January 20, 2010 at 10:19 pm
Comments posted to this topic are about the item The power of batching Transactions
January 20, 2010 at 10:25 pm
I think the reason is that the batched transactions reduce the cost of getting and release locks compare to one transaction per statement...
January 21, 2010 at 7:22 am
This article leaves me with more questions than answers.
First off, there are no indexes on the table in the example. How would adding indexes and inserting non-sequential data affect the batch performance?
Second, where does this performance gain come from? Is it just from the reduced locking? Could it also be related to row size vs page size?
Is there a way, short of trial and error, to come up with at least a good starting point for an efficient batch size given a particular table schema?
January 21, 2010 at 10:01 am
Also, this only deals with 1 table. What about if you are inserting 1 record each into 10 tables (instead of 10 records into 1 table)?
I also guess that the 80 records performance boost has to do with the number of records in a page (although at 8k per page, that would mean a single record with an int column would be ~100 bytes, right?)
January 21, 2010 at 6:35 pm
Nicely written article by the author... can't take anything away from Manor for that.
I thoroughly understand the intent of the article... it's a method for making necessary RBAR faster. The problem is, it's still RBAR and there are a whole lot of folks that don't understand when RBAR is actually necessary. For example, it is patently [font="Arial Black"]not[/font] necessary to use any form of RBAR to generate random numbers... it can easily be done in a much higher performance set based fashion. All you have to do is spend about the same amount of time on one of the web search engines as what it takes to read this article and you'll find many ways to accomplish the task of generating random numbers in a set based fashion.
In situations where RBAR actually is necessary, you'll find that the necessary WHILE loop is NOT a performance problem because it's simply a vehicle for controlling multiple set based operations.
To wit, instead of folks spending time writing articles on how to make RBAR faster, I'd like to see them write articles on how to avoid RBAR in the first place. 😉
--Jeff Moden
Change is inevitable... Change for the better is not.
January 21, 2010 at 6:53 pm
Ah.... forgot to mention that if you absolutely must write RBAR (not likely if you learn to write nice simple set based code), you should also use SET NOCOUNT ON to improve the performance by not having to generate (250,000 in this case) "(1 row(s) affected)" messages. In the 2nd example given, SET NOCOUNT ON improved the performance from almost 18 seconds to just over 13 seconds on my box.

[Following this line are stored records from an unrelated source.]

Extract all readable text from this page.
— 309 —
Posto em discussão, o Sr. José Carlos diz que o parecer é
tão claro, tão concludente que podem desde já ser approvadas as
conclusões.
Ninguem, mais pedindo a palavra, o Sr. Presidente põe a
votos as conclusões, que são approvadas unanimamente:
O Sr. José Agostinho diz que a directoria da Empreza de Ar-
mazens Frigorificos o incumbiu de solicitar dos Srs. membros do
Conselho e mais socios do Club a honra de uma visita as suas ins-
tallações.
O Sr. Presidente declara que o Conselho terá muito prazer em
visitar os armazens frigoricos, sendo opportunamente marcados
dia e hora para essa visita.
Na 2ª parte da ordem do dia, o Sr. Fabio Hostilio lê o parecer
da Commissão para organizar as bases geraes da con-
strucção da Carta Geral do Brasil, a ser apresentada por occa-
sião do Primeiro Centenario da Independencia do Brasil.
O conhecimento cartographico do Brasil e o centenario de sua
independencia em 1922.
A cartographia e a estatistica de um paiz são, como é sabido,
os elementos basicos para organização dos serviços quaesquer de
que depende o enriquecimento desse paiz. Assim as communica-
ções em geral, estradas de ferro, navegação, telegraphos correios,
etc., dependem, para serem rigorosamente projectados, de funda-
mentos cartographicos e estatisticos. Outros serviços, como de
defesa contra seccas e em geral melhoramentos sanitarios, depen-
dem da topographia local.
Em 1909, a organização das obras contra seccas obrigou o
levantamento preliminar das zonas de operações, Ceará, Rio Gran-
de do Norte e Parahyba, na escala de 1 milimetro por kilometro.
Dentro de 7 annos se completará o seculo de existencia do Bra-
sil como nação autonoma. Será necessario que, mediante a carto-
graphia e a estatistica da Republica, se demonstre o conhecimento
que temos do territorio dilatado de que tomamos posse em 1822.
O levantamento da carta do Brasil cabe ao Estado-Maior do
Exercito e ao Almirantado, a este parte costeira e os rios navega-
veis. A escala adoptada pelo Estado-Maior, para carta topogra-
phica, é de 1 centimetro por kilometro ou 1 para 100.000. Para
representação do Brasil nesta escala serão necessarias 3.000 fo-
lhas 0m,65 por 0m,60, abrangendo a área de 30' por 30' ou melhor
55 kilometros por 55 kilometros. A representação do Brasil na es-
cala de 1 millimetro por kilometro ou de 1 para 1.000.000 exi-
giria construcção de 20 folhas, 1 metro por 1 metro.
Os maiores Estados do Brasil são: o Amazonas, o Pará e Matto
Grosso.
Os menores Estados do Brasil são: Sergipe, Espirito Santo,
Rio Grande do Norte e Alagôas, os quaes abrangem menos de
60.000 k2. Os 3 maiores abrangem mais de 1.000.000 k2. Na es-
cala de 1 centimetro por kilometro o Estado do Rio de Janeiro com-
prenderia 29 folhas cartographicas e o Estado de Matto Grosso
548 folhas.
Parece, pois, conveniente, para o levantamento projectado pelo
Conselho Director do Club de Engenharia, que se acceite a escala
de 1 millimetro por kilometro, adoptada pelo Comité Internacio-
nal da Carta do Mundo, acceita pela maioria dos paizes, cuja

Of course, that's still a RBAR solution. Generating the same random numbers using one of the multiple methods to gen set based random numbers dropped the duration to less than 1.2 seconds to do the same thing. It's also easier on the I/O system...
The RBAR method generated more than 254,000 reads and an internal rowcount of 500,001 rows where the set based method generated less than 1000 reads and an internal rowcount of only 250,000 which is just what the good doctor ordered. (There is a slightly more complex method that will generate, get this, almost 0 reads... you've just got to look for it).
Heh... why don't I post that solution? I don't want to deprive you of having the fun of finding it and testing it on your own. 😉
--Jeff Moden
Change is inevitable... Change for the better is not.